Queries are the primary mechanism for retrieving information from a database and consist of questions presented to the database in a predefined format. Many database management systems use the Structured Query Language (SQL) standard query format.

Schema

A database schema is a collection of meta-data that describes the relations in a database. It may be graphical or textual. Graphical representations typically involve the use of boxes that represent database tables and arrows that represent inter-table relationships. Textual schema representations utilize Database Definition Language (DDL) statements to describe a database design. The schema is normally described using Structured Query Language as a series of CREATE statements that may be used to replicate the schema in a new database.

Self join

Self-joins allow you to retrieve related records from the same table. The most common case where you’d use a self-join is when you have a table that references itself.

SQL

Structured Query Language (SQL). A computer language designed to organize and simplify the process of getting information out of a database in a usable form, and also used to reorganize data within databases. SQL is most often used on larger databases on minicomputers, mainframes, and corporate servers.

Stored Procedure

Stored Procedure is a set precompiled SQL database access statements that are used to perform a special task and can be executed as a unit via a Call to the Stored Procedure.

Super Key

A super key is a combination of attributes that can be uniquely used to identify a database record. A table might have many super keys. Candidate keys are a particular subset of superkeys that do not have any extraneous information in them.

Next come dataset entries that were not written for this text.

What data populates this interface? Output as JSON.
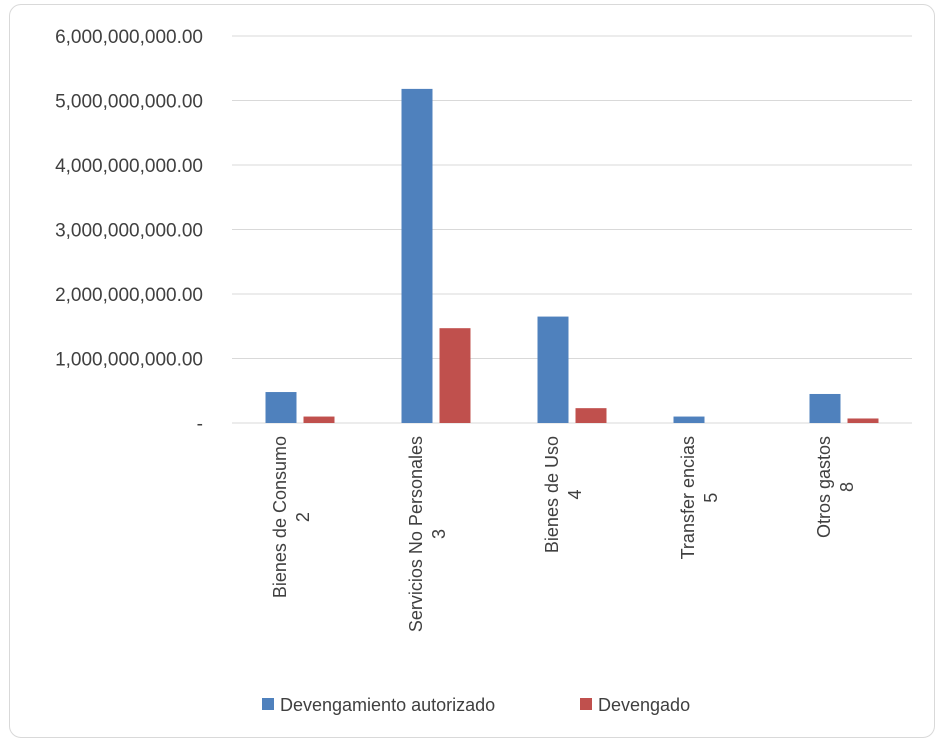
{
  "chart_data": {
    "type": "bar",
    "title": "",
    "xlabel": "",
    "ylabel": "",
    "categories": [
      [
        "Bienes de Consumo",
        "2"
      ],
      [
        "Servicios No Personales",
        "3"
      ],
      [
        "Bienes de Uso",
        "4"
      ],
      [
        "Transfer encias",
        "5"
      ],
      [
        "Otros gastos",
        "8"
      ]
    ],
    "series": [
      {
        "name": "Devengamiento autorizado",
        "color": "#4f81bd",
        "values": [
          480000000,
          5180000000,
          1650000000,
          100000000,
          450000000
        ]
      },
      {
        "name": "Devengado",
        "color": "#c0504d",
        "values": [
          100000000,
          1470000000,
          230000000,
          0,
          70000000
        ]
      }
    ],
    "ylim": [
      0,
      6000000000
    ],
    "yticks": [
      {
        "value": 0,
        "label": "-"
      },
      {
        "value": 1000000000,
        "label": "1,000,000,000.00"
      },
      {
        "value": 2000000000,
        "label": "2,000,000,000.00"
      },
      {
        "value": 3000000000,
        "label": "3,000,000,000.00"
      },
      {
        "value": 4000000000,
        "label": "4,000,000,000.00"
      },
      {
        "value": 5000000000,
        "label": "5,000,000,000.00"
      },
      {
        "value": 6000000000,
        "label": "6,000,000,000.00"
      }
    ],
    "grid": true,
    "legend_position": "bottom"
  }
}
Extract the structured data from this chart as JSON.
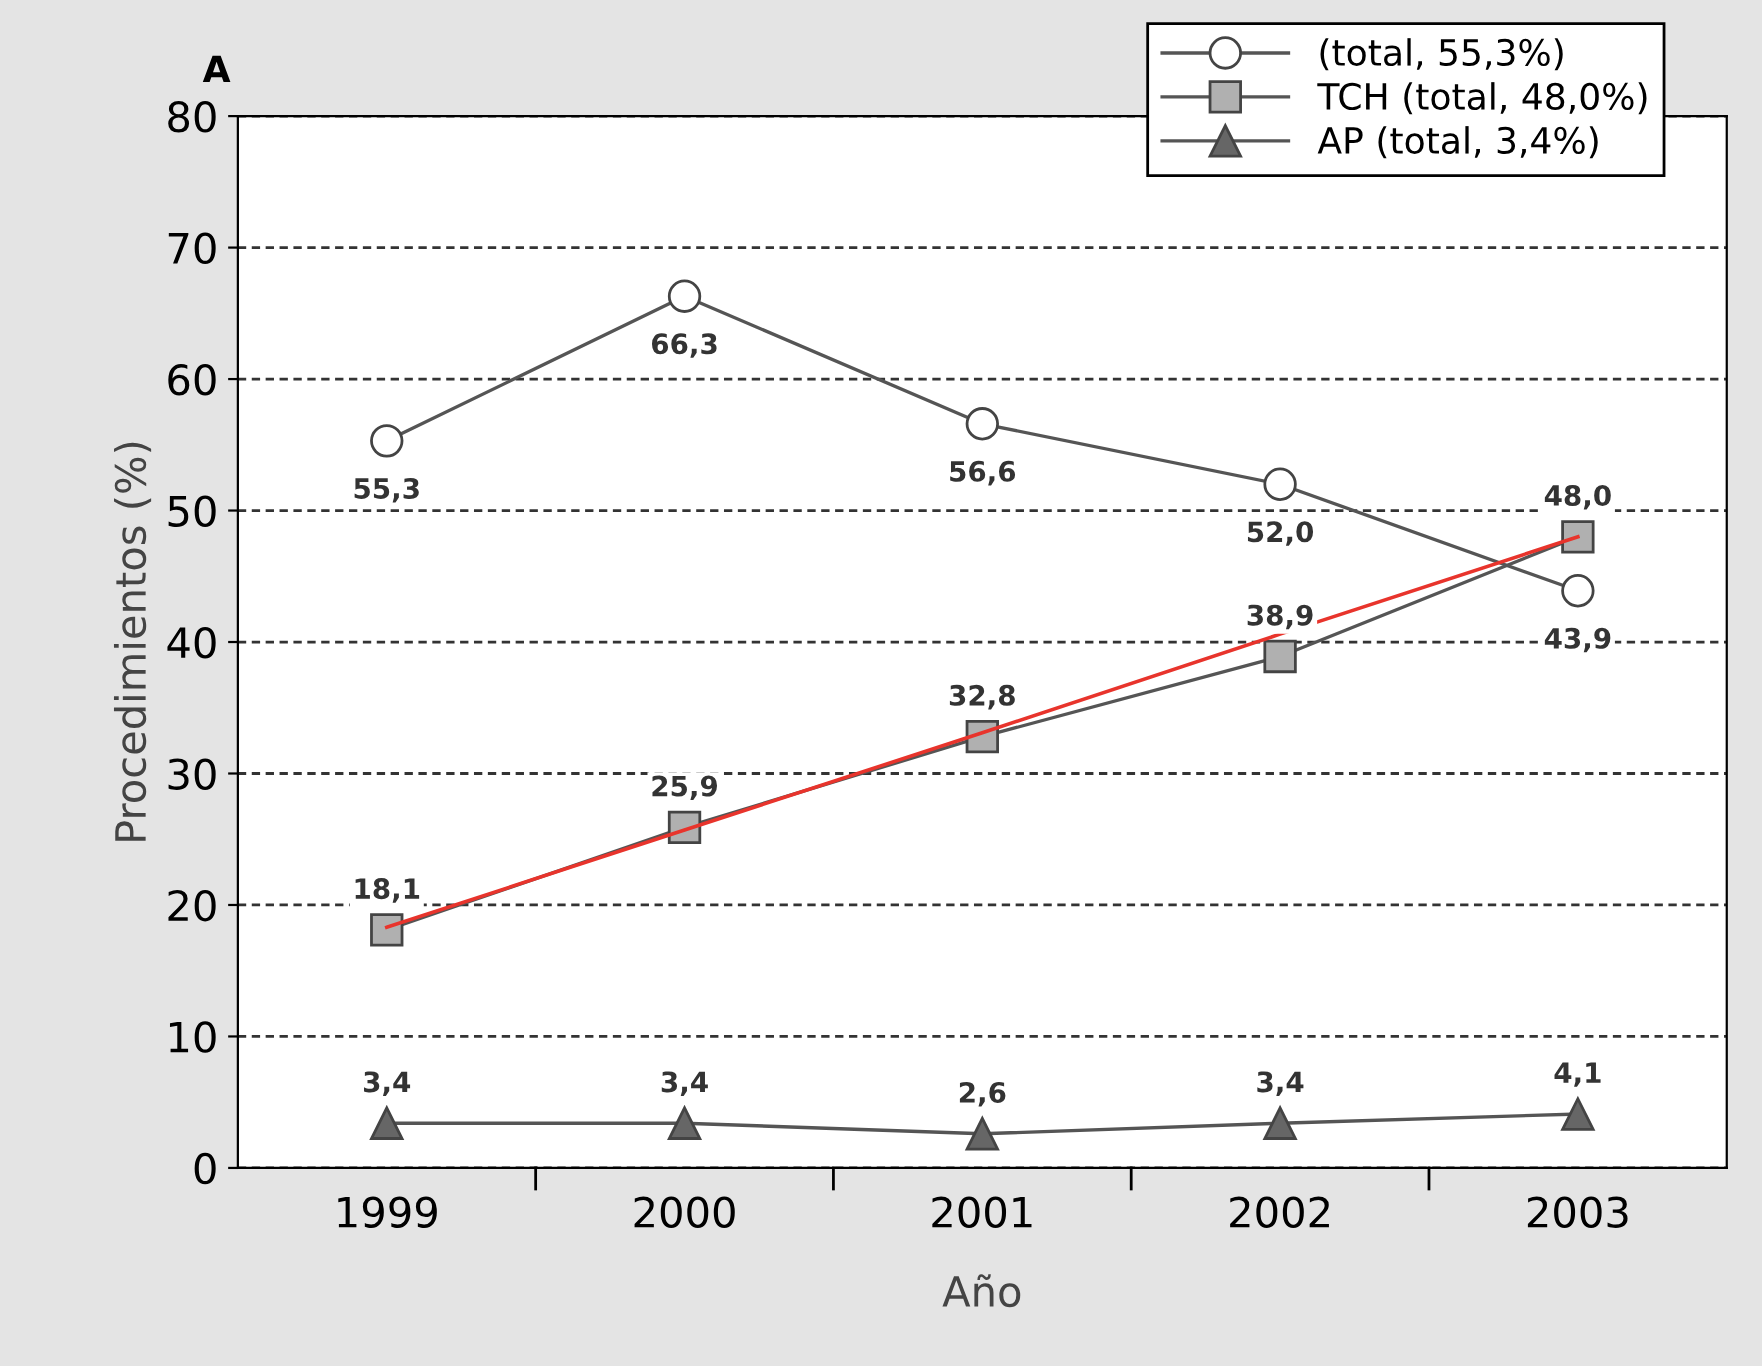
{
  "chart_data": {
    "type": "line",
    "xlabel": "Año",
    "ylabel": "Procedimientos (%)",
    "annotations": [
      "A"
    ],
    "categories": [
      "1999",
      "2000",
      "2001",
      "2002",
      "2003"
    ],
    "ylim": [
      0,
      80
    ],
    "yticks": [
      0,
      10,
      20,
      30,
      40,
      50,
      60,
      70,
      80
    ],
    "grid": "y",
    "legend": "top right",
    "line_style": "solid",
    "series": [
      {
        "name": "(total, 55,3%)",
        "color": "#555555",
        "marker": "circle",
        "values": [
          55.3,
          66.3,
          56.6,
          52.0,
          43.9
        ],
        "value_labels": [
          "55,3",
          "66,3",
          "56,6",
          "52,0",
          "43,9"
        ]
      },
      {
        "name": "TCH (total, 48,0%)",
        "color": "#555555",
        "marker": "square",
        "values": [
          18.1,
          25.9,
          32.8,
          38.9,
          48.0
        ],
        "value_labels": [
          "18,1",
          "25,9",
          "32,8",
          "38,9",
          "48,0"
        ]
      },
      {
        "name": "AP (total, 3,4%)",
        "color": "#555555",
        "marker": "triangle",
        "values": [
          3.4,
          3.4,
          2.6,
          3.4,
          4.1
        ],
        "value_labels": [
          "3,4",
          "3,4",
          "2,6",
          "3,4",
          "4,1"
        ]
      },
      {
        "color": "#e8342c",
        "values": [
          18.3,
          25.7,
          33.1,
          40.6,
          48.0
        ]
      }
    ]
  }
}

Examples: Imagine a table with the fields <Name>, <Age>, <SSN> and <Phone Extension>. This table has many possible super keys. Three of these are <SSN>, <Phone Extension, Name> and <SSN, Name>.

Of those listed, only <SSN> is a candidate key, as the others contain information not necessary to uniquely identify records.

Surrogate Key

A surrogate key is any column or set of columns that can be declared as the primary key instead of a “real” or natural key. Sometimes there can be several natural keys that could be declared as the primary key, and these are also called as candidate keys.

Table

A table is a data structure that organizes information into rows and columns. It can be used to both store and display data in a structured format. For example, databases store data in tables so that information can be quickly accessed from specific rows.

Trigger

Triggers are stored procedures that may be configured to execute automatically (or “fire” in tech language) when certain events take place. Each trigger is associated with a single table and is set to fire when records are inserted into, updated in, or deleted from that table.

Unique Constraint

Unique constraints allow database administrators to specify that a column may not contain duplicate values. When you create a new unique constraint, the DBMS checks the column in question to determine whether it contains any duplicate values. If the table contains preexisting duplicates, the constraint creation command fails. Similarly, once you have a unique constraint on a column, attempts to add or modify data that would cause duplicates to exist also fail.

View

A view is an alternative way to present a table (or tables). You might think of a view as a “virtual” table. A view is (usually) defined in terms of one or more tables. When you create a view, you are not storing more data, you are instead creating a different way of looking at existing data. A view is a useful way to give a name to a complex query that you may have to use repeatedly.

XML

Extensible Markup Language. XML documents are much used in the Internet’s World-Wide Web but are also used in many computing contexts in which data needs to be shared.

XPath

XPath is a syntax for defining parts of an XML document. XPath uses path expressions to navigate in XML documents. XPath contains a library of standard functions. XPath is a major element in XSLT. XPath is a W3C recommendation.